In recapping the September 20 district-wide financing vote for the school, the Minuteman article cast doubt on the sincerity of school officials who had promised there would be no driveway access from Mill Street, because “they have recently backed away from other commitments so residents are uncertain about the future.” Those included a pledge to abide by Lincoln zoning rules (though schools are exempt from many of them) and an expressed interest in a public-private partnership for developing the land under the existing building even though officials eaid earlier that they leaned toward recreational use of the land.
Issue #2 on November 19 reported a successful effort by area residents to relocate a potentially dangerous Lincoln-Sudbury Regional High School bus stop. L-S moved the Brooks Road bus stop from the corner of Smith Hill Road and Brooks Road to Route 2A and Brooks Road at the beginning of this school year, but moved it back after protests from residents and a letter from Lincoln Police Chief Kevin Kennedy.

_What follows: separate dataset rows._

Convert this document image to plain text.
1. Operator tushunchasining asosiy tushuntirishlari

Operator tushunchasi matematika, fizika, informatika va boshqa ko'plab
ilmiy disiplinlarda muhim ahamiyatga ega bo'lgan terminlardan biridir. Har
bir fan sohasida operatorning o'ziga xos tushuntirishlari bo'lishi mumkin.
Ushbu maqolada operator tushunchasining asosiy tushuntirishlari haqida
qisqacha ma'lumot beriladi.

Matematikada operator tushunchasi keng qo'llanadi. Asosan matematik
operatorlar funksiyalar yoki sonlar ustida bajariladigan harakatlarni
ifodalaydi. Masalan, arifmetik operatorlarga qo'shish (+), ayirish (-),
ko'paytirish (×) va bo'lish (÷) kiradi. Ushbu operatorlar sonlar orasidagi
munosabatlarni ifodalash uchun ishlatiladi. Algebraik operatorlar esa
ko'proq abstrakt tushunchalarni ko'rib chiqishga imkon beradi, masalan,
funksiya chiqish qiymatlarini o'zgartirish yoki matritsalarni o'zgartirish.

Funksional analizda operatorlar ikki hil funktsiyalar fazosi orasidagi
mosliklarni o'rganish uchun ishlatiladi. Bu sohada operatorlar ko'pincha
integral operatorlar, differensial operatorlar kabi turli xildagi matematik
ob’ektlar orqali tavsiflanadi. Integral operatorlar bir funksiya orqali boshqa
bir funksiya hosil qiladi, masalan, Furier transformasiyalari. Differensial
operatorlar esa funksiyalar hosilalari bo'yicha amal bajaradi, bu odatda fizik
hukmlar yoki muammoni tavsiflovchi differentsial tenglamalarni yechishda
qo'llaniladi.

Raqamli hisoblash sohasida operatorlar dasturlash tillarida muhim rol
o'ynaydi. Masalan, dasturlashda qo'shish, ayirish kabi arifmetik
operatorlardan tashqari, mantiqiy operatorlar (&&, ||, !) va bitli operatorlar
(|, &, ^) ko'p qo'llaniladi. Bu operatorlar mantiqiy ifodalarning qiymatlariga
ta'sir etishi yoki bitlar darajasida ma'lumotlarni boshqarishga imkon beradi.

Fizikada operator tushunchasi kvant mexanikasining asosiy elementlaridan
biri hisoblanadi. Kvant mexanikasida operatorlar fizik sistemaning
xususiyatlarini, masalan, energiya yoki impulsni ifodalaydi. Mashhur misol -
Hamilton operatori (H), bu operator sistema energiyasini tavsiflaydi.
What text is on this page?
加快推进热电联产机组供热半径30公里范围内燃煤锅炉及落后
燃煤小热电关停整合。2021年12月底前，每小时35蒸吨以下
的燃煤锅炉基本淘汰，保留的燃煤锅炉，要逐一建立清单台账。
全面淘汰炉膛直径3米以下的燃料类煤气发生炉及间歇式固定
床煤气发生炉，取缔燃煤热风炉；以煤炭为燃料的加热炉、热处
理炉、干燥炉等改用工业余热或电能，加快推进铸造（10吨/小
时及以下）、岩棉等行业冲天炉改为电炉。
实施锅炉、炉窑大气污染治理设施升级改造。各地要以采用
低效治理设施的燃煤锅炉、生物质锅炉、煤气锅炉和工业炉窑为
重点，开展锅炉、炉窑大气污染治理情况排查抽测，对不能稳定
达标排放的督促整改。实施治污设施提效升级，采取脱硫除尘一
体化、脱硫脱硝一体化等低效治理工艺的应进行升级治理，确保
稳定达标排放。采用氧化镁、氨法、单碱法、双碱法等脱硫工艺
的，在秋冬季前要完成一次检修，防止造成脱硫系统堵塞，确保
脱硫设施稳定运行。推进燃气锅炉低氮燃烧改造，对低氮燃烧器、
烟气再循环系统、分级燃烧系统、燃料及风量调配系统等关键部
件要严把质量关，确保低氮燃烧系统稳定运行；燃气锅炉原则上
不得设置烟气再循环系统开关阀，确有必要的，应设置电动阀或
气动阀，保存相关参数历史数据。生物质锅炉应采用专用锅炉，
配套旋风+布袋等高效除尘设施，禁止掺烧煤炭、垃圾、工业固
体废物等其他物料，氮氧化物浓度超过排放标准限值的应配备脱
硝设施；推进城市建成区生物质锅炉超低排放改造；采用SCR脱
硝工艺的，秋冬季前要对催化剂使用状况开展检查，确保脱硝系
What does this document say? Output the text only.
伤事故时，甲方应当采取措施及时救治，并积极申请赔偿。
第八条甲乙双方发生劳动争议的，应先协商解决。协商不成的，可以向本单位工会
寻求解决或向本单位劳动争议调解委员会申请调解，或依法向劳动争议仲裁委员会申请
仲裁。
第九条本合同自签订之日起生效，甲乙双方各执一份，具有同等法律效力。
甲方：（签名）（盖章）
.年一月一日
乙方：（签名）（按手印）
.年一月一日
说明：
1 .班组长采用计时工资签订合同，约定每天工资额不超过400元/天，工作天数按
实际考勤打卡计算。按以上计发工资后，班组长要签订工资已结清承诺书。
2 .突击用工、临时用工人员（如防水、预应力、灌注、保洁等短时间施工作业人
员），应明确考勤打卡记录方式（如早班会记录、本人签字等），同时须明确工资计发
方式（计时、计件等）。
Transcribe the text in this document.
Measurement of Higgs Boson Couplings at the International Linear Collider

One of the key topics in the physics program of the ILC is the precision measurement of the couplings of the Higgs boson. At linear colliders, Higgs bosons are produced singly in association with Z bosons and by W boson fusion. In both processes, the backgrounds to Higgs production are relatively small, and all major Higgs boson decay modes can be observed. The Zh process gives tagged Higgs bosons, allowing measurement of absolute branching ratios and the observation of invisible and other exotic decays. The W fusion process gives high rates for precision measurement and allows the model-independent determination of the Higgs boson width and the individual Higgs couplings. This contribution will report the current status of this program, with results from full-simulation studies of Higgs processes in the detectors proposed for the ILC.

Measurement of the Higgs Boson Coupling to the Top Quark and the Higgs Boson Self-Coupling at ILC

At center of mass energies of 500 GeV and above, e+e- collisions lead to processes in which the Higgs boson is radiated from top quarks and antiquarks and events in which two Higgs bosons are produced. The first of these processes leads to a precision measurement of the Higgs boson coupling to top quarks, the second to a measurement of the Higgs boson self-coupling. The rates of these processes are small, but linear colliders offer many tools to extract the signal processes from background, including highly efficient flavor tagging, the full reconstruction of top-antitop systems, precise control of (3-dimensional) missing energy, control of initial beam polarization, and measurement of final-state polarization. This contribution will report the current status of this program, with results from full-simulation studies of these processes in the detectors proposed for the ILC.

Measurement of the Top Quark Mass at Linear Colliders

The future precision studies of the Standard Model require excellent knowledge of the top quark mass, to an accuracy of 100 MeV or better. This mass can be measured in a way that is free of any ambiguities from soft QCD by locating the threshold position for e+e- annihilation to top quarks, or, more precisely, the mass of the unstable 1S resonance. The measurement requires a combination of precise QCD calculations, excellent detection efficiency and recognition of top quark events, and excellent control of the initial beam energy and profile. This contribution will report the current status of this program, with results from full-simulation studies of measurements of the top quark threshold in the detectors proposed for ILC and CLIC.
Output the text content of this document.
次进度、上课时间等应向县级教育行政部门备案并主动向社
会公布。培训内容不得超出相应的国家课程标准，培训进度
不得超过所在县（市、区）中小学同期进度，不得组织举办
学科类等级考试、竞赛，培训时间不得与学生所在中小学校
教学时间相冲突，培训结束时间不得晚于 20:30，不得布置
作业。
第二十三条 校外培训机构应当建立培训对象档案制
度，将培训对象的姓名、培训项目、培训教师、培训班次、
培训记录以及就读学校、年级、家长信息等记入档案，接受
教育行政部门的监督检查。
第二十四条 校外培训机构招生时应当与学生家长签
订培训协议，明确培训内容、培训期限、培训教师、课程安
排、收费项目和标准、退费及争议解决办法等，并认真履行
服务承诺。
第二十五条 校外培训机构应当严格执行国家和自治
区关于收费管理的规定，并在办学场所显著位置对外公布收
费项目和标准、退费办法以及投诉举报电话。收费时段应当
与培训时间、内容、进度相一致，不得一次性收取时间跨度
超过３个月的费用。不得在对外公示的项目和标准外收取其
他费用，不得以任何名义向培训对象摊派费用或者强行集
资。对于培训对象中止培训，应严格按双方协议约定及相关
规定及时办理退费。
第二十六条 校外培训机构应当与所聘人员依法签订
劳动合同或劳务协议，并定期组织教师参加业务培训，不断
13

In the future, Northside News will keep an eye on other ongoing issues, including the Battle Road Scenic Byway, a state-designated section of Route 2A with a Corridor Management Plan that will “assist the four towns and the Minute Man National Historical Park in reaching agreement about how best to preserve the area’s intrinsic resources while expanding economic opportunities, developing a balanced tourism industry, and accommodating future development,” according to the Metropolitan Area Planning Council’s website.
“There’s a lot going on in the area,” Durante said. “Hopefully other people will get involved, and we can share more information and be better informed.”